Given our finding that the BVR group had improved self-assessment accuracy compared
to the SBVR group, in the short term, we hypothesize that the benefit of the benchmark
video alone may be attributable to the lower cognitive load required to process one
video. Conversely, participants in the SBVR group may have initially been challenged
to effectively process both videos within the allotted time. With time, however, participants
in the SBVR group may have been better able to reflect on their own video and the
degree to which their performance met the benchmark standard, thereby informing their
self-assessment. The finding that self-video review is only beneficial when combined
with benchmark video-review is commensurate with previous work on this subject [31]. In addition, video-based feedback appears to mitigate the Dunning-Kruger effect.
According to this effect, novices are unaware of their own skill deficiencies wherein
the least competent are more likely to overestimate their level of performance [32]. Accurate self-assessment requires appropriate external standards for measuring
one’s performance and the ability to judge the extent to which one’s own performance
meets those standards. Providing novices with a video of their own performance as
well as a benchmark performance likely enhances self-assessment accuracy as it provides
trainees with high-quality data which they can use to interpret their own performance
and compare it to an explicit standard.
This study has several limitations. First, we used the GiECAT GRS to evaluate EGD
performance, as there are no EGD-specific assessment tools with strong validity evidence.

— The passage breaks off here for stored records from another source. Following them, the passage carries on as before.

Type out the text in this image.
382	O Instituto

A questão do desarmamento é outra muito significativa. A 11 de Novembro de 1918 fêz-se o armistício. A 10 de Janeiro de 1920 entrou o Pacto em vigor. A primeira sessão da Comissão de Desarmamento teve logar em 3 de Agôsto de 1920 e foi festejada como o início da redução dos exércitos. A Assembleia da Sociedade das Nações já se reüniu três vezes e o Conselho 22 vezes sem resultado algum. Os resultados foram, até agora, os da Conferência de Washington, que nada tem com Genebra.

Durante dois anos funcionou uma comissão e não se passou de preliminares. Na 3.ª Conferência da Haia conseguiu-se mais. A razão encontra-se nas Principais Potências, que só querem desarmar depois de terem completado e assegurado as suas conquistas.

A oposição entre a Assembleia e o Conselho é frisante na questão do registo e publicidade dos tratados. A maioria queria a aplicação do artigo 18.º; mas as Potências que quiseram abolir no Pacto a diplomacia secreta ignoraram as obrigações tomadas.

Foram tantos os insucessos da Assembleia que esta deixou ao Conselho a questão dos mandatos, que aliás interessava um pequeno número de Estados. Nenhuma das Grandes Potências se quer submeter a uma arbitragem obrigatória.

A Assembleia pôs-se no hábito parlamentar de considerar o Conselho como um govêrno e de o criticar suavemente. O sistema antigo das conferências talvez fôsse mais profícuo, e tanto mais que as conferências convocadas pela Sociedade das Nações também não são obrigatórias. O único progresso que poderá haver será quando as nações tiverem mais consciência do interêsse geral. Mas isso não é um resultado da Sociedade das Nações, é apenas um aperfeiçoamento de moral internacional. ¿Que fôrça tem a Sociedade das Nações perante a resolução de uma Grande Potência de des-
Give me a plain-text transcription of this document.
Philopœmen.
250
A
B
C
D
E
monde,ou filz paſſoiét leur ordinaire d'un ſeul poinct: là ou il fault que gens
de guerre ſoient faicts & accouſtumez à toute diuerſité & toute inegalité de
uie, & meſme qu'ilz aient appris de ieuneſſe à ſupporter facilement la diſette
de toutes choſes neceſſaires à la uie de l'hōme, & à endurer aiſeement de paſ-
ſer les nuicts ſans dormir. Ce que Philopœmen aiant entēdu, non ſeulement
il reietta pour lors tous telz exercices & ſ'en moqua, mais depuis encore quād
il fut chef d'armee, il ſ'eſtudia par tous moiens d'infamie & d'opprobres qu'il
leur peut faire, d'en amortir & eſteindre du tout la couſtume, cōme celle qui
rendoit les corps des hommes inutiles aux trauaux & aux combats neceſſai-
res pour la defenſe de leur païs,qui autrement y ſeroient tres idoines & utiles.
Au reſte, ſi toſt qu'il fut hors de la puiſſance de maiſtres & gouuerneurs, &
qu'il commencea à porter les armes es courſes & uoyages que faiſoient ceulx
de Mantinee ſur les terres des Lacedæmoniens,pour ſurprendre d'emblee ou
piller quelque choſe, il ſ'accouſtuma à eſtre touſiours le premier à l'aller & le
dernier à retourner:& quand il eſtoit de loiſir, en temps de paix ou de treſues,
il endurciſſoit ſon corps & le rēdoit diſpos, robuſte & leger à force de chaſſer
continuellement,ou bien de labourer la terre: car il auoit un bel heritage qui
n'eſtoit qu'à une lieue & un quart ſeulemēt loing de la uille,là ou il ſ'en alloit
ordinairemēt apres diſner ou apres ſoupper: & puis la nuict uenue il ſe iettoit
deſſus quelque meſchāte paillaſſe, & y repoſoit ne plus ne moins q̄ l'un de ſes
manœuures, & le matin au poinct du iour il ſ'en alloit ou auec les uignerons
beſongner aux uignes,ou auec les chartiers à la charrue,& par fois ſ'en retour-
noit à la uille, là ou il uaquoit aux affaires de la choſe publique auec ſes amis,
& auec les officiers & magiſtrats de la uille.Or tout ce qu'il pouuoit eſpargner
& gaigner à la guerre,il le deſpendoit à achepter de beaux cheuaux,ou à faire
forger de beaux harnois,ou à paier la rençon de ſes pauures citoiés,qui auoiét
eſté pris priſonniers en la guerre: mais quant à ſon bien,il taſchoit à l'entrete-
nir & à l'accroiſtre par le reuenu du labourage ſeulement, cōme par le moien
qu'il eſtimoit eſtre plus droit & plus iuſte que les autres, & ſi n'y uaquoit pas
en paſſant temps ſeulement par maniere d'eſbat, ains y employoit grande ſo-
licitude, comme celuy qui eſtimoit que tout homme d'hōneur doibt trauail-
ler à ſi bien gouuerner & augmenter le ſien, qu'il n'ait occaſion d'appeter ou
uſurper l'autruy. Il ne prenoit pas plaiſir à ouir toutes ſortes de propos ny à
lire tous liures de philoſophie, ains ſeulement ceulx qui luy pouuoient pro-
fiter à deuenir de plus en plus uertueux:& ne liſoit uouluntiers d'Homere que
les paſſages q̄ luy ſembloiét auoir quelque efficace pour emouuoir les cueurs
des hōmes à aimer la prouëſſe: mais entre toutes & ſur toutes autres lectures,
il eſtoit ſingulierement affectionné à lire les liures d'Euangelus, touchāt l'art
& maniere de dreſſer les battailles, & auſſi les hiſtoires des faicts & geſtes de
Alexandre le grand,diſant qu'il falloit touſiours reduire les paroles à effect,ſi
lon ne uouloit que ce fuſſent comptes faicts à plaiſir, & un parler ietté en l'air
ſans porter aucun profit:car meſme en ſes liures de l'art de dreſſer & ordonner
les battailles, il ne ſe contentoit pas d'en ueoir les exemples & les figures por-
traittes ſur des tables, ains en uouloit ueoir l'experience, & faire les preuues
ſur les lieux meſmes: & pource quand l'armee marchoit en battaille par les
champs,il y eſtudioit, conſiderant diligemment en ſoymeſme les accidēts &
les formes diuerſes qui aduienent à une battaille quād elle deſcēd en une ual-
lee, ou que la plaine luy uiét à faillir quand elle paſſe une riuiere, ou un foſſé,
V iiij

Although the GiECAT GRS has been validated for use in colonoscopy, it is lacking comprehensive
evidence of validity for EGD [17]. In addition, we did not use a control group (i. e. no video intervention), so we
are unable to determine if participants’ self-assessment accuracy would have improved
over time with no intervention. A previous study, however, suggested that a control
group would show no improvement [8]. Finally, our study evaluated the self-assessment accuracy of participants within
a single day. It is possible that differences between groups would change over a longer
observational period.
Overall, video-based interventions can improve accuracy of self-assessment of endoscopic
competence among novices. In particular, benchmark performances in combination with
a self-video review, may help to better inform these assessments. There are several
implications of our findings. First, video-based interventions may be integrated into
existing endoscopic training curricula [18]
[19]
[33] to facilitate recognition of performance deficits among novices. Video-recording
has demonstrated benefits as a tool for external assessment and debriefing [34], and, based on our findings, it may also be used to improve learning by promoting
accurate self-assessment. Ensuring trainees have accurate perceptions of their endoscopic
competence may facilitate their learning as several studies in the educational literature
have demonstrated that trainees are more receptive to feedback and more likely to
uptake external feedback if it aligns with their self-perception [35]
[36].
Conclusion
Research has shown that it is critical for trainees to have an accurate perception
of their abilities as their own opinions, as opposed to external assessments, predominately
influence the generation of learning goals [36]. An online compendium of benchmark videos for major endoscopic procedures that feature
a variety of presentations and techniques would be a useful resource for novices.
The American Society for Gastrointestinal Endoscopy’s extensive database of videos
could be updated to include annotations of key aspects of the performance in reference
to an assessment standard to facilitate self-assessment. Future studies are required
to investigate video-based interventions targeting other endoscopic procedures and
evaluate their impact on self-assessment accuracy over a longer time period.